Can anyone help me with this interpretation.  Seems to be more taga-english, which makes it even harder for me to get at the meaning in tagalog.  I hope any willing tagalog speakers can help.  Thanks!  Oh, by the way, the context:

There was a picture of a blushing lady by a bottle of wine and a young man standing behind her touching her shoulder.  The caption under the picture stated:

"si feeling am nagrorosy cheeks,,,iba talaga and mestisa...or bka sa white wine lang yan?"


----------



## niernier

From my interpretation, the lady is called 'feeling am'? I don't get it how she got that name. Let's wait what the others say about this.

1. si feeling am nagrorosy cheeks => Feeling am is getting rosy cheeks. ( Currently, her cheeks are growing rosy.)


2. The next one had a typo.
iba talaga and mestisa.
iba talaga ang mestisa. => literally, A mestisa is really different.
On a good sounding English, say, A mestisa is unlike any other.


By the way, correct me if I am wrong, a mestisa is a half native Filipina and half white. Another commonly used term for that is 'tisay'. _Tisa_ from the word mestisa added with a diminutive 'y'.


3. or bka sa white wine lang yan?
Or maybe it's just because of the white wine?


On my own understanding, the lady is a mestisa(who usually have rosy cheeks) and was doubted that she got that rosy cheeks because she drank the white wine.


----------



## Wacky...

I think the "am" there is *probably* how the word "american" was abbreviated in the sentence.
I'm not sure if non-filipinos could interpret what we mean by saying "feeling <adj>" but it is used to describe someone who acts as if he/she were <adj> when he/she is not really <adj>. We can presume that the blushing lady in the picture constantly acts as though she were "am" or perhaps only in that particular picture/event did she seem to be "feeling am." Whether the caption was meant to offend her, I am not certain.



niernier said:


> By the way, correct me if I am wrong, a mestisa is a half native Filipina and half white. Another commonly used term for that is 'tisay'. _Tisa_ from the word mestisa added with a diminutive 'y'.


"Mestisa" came from the spanish adjective "mestizo/za" which means "mixed races" or "half-breed." When we mention the word "mestiso/mestisa," we *often* refer to the Filipinos who have mixed filipino and caucasian blood. If "feeling am" really meant "feeling american," here, it begins to make sense. Maybe the one who wrote the caption called her "feeling am(erican)" because of the mere fact that she is "mestisa."


----------



## midnights0litude

These are interesting points that you two have made.

I do agree with Wacky... that feeling could've been used as a formulaic expression in Tagalog wherein the person acts as if she were american, even though she's not. 

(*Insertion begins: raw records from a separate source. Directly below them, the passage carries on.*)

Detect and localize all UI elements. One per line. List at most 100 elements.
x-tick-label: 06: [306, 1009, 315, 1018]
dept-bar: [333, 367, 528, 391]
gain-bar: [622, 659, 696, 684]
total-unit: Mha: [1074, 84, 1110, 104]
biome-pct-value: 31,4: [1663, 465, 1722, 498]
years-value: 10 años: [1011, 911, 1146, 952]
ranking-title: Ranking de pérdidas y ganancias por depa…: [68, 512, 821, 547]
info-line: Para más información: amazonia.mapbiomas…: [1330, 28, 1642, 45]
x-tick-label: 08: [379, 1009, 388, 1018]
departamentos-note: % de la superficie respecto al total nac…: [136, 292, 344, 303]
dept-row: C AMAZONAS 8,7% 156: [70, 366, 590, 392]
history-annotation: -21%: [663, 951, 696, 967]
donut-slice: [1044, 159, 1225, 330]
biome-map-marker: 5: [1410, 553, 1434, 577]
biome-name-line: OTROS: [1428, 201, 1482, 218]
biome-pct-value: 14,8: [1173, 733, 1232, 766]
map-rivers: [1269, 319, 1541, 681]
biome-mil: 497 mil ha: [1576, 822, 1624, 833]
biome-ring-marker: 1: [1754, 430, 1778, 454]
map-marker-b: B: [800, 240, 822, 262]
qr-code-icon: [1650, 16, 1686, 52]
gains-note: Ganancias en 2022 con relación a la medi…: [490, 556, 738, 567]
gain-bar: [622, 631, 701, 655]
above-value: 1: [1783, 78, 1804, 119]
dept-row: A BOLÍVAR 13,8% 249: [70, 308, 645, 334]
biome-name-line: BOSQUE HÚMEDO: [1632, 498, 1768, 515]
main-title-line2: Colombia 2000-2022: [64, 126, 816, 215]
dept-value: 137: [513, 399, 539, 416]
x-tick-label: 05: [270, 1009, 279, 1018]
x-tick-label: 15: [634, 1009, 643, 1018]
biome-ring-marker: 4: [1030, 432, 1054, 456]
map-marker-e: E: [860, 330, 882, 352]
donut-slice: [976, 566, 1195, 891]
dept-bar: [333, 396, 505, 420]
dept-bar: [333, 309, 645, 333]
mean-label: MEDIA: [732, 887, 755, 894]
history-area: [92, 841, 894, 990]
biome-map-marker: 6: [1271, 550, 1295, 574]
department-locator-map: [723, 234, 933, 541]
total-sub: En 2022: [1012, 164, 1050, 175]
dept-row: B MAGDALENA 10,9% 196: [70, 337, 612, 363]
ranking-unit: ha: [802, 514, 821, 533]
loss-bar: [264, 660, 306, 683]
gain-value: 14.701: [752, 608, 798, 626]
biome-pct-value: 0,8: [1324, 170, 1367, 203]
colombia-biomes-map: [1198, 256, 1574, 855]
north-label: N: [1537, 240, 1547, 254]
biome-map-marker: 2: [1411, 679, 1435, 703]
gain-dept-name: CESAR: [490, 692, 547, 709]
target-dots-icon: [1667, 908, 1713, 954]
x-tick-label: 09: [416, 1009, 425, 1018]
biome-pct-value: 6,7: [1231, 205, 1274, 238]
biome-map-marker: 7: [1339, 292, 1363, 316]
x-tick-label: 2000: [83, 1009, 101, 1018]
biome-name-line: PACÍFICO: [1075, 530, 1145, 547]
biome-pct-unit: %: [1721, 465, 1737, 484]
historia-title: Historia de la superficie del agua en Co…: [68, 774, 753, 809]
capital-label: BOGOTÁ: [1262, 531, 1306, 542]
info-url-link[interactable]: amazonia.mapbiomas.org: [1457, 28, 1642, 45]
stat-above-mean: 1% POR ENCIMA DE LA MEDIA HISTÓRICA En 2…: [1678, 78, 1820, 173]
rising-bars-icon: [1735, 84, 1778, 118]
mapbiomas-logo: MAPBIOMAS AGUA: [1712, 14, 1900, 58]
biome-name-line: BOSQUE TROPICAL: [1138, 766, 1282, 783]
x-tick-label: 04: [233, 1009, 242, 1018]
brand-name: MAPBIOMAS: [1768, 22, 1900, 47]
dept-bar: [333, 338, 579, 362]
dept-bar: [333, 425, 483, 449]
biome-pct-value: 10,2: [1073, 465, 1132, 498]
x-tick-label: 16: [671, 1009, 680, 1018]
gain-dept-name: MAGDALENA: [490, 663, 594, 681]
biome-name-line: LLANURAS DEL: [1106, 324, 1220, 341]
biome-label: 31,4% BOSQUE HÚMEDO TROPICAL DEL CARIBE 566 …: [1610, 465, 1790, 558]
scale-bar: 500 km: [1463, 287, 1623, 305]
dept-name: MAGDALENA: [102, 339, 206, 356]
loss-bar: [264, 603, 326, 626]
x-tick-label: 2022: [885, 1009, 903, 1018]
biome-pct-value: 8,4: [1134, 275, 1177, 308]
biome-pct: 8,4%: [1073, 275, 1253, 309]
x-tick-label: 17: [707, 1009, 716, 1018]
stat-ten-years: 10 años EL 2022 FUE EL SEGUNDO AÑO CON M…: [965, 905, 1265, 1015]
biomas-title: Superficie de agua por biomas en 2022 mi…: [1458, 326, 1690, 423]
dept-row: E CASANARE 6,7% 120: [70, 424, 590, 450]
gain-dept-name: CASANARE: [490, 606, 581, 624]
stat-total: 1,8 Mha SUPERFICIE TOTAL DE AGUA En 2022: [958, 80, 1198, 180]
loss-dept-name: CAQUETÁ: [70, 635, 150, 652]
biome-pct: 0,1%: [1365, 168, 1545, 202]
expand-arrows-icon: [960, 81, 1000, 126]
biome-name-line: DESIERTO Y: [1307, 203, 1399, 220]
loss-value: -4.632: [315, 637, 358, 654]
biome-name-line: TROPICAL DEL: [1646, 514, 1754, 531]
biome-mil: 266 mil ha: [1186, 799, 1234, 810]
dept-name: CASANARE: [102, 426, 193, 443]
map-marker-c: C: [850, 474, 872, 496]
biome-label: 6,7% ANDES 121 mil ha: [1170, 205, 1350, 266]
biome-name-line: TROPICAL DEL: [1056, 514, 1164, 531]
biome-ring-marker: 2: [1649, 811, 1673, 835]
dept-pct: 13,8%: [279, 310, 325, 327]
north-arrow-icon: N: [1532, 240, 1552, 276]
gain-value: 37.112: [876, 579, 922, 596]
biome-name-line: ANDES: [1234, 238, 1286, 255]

However, another reading could be that it was a typo. Maybe it meant Fil-Am, and not feeling am. There, it makes more sense that "Am," which clearly means American, is left in its truncated form. In my understanding, Fil-Am could mean either full filipino born in the US or half-white, half-filipino (correct me if I'm wrong). And as already been discussed, mestisa means half-breed, which only strengthens my argument that it could be a typo. I mean, the subtitle already had a typo when it had "and" instead of "ang"... so I think it's plausible that the "feeling" is also a typo. 

Hope that gives more insight.


----------



## tomaskarlito

Thanks, guys.  These interpretations are useful.  I have plenty of others!


----------